At 5/26/07, 10:34 AM, Anonymous Anonymous said...

Hi Ms Cornilius

Yesterday I sent a "comment" indicating that I would like your permission to edit (shorten) and possibly publish one of your blogs in a textbook for furture teachers. The blog deals with dress code. Unfortunately, I did not leave my email address which is cruickshank.1@osu.edu.

Sorry to bother you in this way.

 
At 5/27/07, 4:22 AM, Blogger hema said...

another interesting article which has informed me about the American School System!
you're right, there are rich and poor neighbourhoods everywhere and it just so happens that often the neighbourhoods are racially segregated as well.
Here in the UK, there are plans to merge together schools that are racially segregated, in order to deal with the problem of hostility between different racial groups. However, I’m not sure “forcing” schools to merge is the best way to go about this, as often it means children have to ravel further and will lead to resentment as they are being forced to interact under unnatural circumstances.
I’m not saying state enforced segregation (which I guess is the opposite of the above scenario) is the way to go either. Perhaps people just need to recognise that this is a class and deprivation issue, rather than a racial one?

 
At 5/27/07, 9:08 AM, Blogger "Ms. Cornelius" said...
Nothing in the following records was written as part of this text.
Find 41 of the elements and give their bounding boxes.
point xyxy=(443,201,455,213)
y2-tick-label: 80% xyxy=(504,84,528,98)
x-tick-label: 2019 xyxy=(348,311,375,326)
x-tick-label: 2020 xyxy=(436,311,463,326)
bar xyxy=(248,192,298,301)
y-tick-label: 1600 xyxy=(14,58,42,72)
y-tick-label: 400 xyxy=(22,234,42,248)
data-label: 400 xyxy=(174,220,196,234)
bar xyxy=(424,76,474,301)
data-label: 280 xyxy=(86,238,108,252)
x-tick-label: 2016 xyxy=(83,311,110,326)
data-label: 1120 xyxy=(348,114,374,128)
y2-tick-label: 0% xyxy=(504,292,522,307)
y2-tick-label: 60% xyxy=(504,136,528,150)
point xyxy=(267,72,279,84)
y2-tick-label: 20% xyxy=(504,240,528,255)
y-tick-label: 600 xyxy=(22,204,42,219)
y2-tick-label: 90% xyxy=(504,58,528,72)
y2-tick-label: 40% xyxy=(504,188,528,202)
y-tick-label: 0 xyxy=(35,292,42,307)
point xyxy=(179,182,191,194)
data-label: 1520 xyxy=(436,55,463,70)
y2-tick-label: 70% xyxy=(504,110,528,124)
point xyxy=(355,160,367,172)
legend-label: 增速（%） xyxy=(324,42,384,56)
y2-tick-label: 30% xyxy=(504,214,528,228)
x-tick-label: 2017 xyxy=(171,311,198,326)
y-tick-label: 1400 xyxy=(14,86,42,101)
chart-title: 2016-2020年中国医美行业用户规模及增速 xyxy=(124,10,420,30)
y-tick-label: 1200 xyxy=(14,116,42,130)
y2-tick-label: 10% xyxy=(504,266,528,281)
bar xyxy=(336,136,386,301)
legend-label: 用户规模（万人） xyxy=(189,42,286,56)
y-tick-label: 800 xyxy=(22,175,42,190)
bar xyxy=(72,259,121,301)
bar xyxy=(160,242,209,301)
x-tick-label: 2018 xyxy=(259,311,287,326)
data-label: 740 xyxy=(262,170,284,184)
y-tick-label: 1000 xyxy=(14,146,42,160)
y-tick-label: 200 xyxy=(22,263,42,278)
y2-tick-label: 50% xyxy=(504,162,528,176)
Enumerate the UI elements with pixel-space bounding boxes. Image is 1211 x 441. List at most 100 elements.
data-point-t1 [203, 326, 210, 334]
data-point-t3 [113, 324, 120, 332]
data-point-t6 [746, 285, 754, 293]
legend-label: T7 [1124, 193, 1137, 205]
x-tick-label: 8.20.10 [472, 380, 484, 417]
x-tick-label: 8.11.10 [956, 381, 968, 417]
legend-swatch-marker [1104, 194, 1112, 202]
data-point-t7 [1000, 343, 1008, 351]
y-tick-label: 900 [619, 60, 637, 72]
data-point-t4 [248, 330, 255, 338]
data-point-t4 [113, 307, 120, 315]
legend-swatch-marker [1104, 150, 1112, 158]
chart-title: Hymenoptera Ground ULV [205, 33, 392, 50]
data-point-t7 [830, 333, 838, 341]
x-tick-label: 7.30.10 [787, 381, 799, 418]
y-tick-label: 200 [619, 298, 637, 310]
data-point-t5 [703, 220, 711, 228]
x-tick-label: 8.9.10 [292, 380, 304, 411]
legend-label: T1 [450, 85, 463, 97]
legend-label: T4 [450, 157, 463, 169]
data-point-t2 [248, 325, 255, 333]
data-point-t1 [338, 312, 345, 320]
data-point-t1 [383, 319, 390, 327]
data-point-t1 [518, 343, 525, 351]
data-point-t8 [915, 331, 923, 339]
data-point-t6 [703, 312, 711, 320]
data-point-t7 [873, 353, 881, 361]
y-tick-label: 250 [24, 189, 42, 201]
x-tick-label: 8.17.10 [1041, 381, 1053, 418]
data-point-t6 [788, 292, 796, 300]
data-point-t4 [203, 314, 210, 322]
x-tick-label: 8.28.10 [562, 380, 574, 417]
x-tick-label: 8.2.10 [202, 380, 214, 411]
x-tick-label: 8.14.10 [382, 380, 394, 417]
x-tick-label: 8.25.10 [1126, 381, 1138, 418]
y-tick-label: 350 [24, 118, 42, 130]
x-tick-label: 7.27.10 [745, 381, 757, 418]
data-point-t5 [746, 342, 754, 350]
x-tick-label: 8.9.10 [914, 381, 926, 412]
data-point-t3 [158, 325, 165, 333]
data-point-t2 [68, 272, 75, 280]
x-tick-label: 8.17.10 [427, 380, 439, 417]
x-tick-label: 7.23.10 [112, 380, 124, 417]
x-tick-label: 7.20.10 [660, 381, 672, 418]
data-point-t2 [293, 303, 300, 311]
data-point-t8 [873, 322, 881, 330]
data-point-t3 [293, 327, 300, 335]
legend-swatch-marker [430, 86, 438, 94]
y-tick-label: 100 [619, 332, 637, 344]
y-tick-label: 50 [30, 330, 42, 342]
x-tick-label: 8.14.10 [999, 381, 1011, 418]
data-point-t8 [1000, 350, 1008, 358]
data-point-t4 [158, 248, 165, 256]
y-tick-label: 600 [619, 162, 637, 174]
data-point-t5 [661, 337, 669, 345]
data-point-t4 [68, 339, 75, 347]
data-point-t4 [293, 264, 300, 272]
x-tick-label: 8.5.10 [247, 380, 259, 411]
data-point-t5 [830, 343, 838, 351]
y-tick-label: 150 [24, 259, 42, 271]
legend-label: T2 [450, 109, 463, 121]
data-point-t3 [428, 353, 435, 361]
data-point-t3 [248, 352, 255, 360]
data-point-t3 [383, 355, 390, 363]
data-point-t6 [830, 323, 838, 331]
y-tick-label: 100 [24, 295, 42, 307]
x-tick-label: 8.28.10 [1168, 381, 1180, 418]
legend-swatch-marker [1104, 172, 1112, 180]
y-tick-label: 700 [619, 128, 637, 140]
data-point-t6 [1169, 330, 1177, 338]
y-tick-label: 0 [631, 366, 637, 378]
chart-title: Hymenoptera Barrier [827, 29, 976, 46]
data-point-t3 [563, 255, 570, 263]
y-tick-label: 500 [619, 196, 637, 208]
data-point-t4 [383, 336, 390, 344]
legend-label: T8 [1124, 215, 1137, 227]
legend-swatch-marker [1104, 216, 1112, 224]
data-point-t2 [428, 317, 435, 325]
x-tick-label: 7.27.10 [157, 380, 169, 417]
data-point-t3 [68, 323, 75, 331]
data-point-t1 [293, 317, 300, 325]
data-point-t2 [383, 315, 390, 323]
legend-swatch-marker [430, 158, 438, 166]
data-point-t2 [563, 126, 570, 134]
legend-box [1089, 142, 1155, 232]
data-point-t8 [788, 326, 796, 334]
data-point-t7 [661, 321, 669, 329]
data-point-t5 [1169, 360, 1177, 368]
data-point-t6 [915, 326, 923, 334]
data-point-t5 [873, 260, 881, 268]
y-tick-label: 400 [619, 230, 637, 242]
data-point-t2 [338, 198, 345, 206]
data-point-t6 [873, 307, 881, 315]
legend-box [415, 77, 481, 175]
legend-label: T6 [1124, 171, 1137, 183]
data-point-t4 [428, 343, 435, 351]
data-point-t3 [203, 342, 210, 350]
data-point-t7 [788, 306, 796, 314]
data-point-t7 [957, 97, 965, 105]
Well, the thing is, these schools were already in the same school district, and yet they were very segregated racially and socioeconomically.

Why? Beause of housing patterns.

Frankly, here in the US, we went with busing as a solution to this problem back in the 70s and 80s. It looks like Omaha is going to have to go back to the same thing.

Those minority/poor school districts that would have been created in Omaha would not have met the standards of NCLB, but it WOULD have relieved the white/more affluent schools of having to deal with the achievement of those "other" kids.

 
At 5/27/07, 5:58 PM, Blogger Laura(southernxyl) said...

Busing for desegregation in Memphis was an abject failure. When the MCS system became 89% black due to white flight into the suburbs and into private schools, they gave up. Let me add that my husband was a student in Memphis at that time, and from hearing his experiences, I would have mortgaged my house and everything I had to get my kid(s) out of the public schools while that was going on. Subsequently things settled down. Our daughter attended public school here for middle and high school, but it was a magnet school program (that we had to drive her across the city to attend).

One of the problems here, and I suppose in other urban systems, is the extreme mobility of the population. I spoke to an elementary school teacher at one of the inner-city schools who told me that she always has at least 30% turnover in her class from the beginning to the end of the school year. The system does the best it can to standardize curricula for all the schools but it is not a seamless transfer for those kids - it can't be. The state wants to take over some of the lower-performing schools. I wonder if they understand that they will not be taking over a discrete block of students.

I wonder if our system ought to study the education of the children of migrant farmworkers, to see what works for them.